Ainsi l’existence d’un système mis en place pour rémunérer sous couvert de contrats fictifs d’assistant parlementaire des personnes qui travaillent en réalité pour le parti ou pour ses dirigeants, ne fait, selon le tribunal, pas de doute. (…) Il s’agit bien de pratiques organisées pour atteindre un but, en l’espèce la prise en charge par le Parlement européen de personnes travaillant en réalité pour le parti en vue de permettre au Front national de « faire des économies importantes ».

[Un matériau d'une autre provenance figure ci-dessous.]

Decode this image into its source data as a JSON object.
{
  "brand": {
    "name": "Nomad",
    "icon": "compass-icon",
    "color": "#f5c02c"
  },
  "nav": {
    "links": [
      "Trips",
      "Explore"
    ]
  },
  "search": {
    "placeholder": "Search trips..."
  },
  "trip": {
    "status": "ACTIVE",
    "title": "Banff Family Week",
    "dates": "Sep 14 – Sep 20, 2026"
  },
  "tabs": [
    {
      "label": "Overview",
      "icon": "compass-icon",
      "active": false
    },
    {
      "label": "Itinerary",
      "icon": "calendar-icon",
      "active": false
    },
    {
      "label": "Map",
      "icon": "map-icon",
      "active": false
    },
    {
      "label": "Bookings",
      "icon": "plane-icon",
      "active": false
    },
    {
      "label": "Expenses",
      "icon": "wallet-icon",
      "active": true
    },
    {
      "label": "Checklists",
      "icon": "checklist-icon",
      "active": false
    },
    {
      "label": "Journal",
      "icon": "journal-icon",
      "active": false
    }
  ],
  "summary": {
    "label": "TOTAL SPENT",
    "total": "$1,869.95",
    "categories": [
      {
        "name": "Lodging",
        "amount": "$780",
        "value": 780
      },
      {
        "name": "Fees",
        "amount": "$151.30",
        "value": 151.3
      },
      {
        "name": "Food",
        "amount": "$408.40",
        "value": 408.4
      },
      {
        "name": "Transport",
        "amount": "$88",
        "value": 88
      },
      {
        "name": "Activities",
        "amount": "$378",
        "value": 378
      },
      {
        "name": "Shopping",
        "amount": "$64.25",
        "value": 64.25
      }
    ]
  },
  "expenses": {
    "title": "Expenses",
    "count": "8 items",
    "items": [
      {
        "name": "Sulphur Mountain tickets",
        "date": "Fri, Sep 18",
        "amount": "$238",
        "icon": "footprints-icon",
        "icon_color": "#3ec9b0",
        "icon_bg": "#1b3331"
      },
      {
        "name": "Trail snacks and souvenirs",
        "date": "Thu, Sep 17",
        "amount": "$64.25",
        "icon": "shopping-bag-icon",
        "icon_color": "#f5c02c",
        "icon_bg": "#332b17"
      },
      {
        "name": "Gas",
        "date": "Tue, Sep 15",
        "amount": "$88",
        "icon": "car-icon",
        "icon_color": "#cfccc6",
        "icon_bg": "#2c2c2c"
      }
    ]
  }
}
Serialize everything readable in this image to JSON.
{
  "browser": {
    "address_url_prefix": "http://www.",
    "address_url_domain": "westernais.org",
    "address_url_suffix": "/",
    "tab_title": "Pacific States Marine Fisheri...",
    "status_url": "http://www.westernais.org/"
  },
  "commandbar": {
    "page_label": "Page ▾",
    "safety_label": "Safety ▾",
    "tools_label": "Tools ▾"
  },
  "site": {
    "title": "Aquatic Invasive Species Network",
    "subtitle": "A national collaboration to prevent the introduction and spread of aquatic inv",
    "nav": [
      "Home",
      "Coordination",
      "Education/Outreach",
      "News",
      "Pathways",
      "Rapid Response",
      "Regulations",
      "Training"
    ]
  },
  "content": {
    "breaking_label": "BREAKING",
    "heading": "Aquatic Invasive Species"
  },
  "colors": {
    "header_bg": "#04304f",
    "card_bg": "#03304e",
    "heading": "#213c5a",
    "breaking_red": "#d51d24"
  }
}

Très éloignées de la mutualisation alléguée du travail des assistants parlementaires, ces pratiques s’inscrivent dans le cadre d’une gestion mutualisée, centralisée, et optimisée des enveloppes des députés, destinée à assurer la consommation intégrale du budget de la dotation allouée à chaque député pour ses frais d’assistance parlementaire. (…)
1. Un véritable système mis en place puis perfectionné pour alléger les charges de personnel du parti
Si la défense a rejeté la notion de système, elle apparaît néanmoins établie et même au cœur de la présente affaire. (…)
a) La 6ᵉ législature (2004-2009) : un système artisanal et familial mis en place dès 2004 par Jean-Marie Le Pen (4 députés, près de 1,5 million d’euros de fonds publics détournés) (…)
b) La 7ᵉ législature (juillet 2009 à juillet 2014) : un système qui perdure (3 députés élus – plus de 2,2 millions d’euros de fonds détournés) et gagne en intensité (…)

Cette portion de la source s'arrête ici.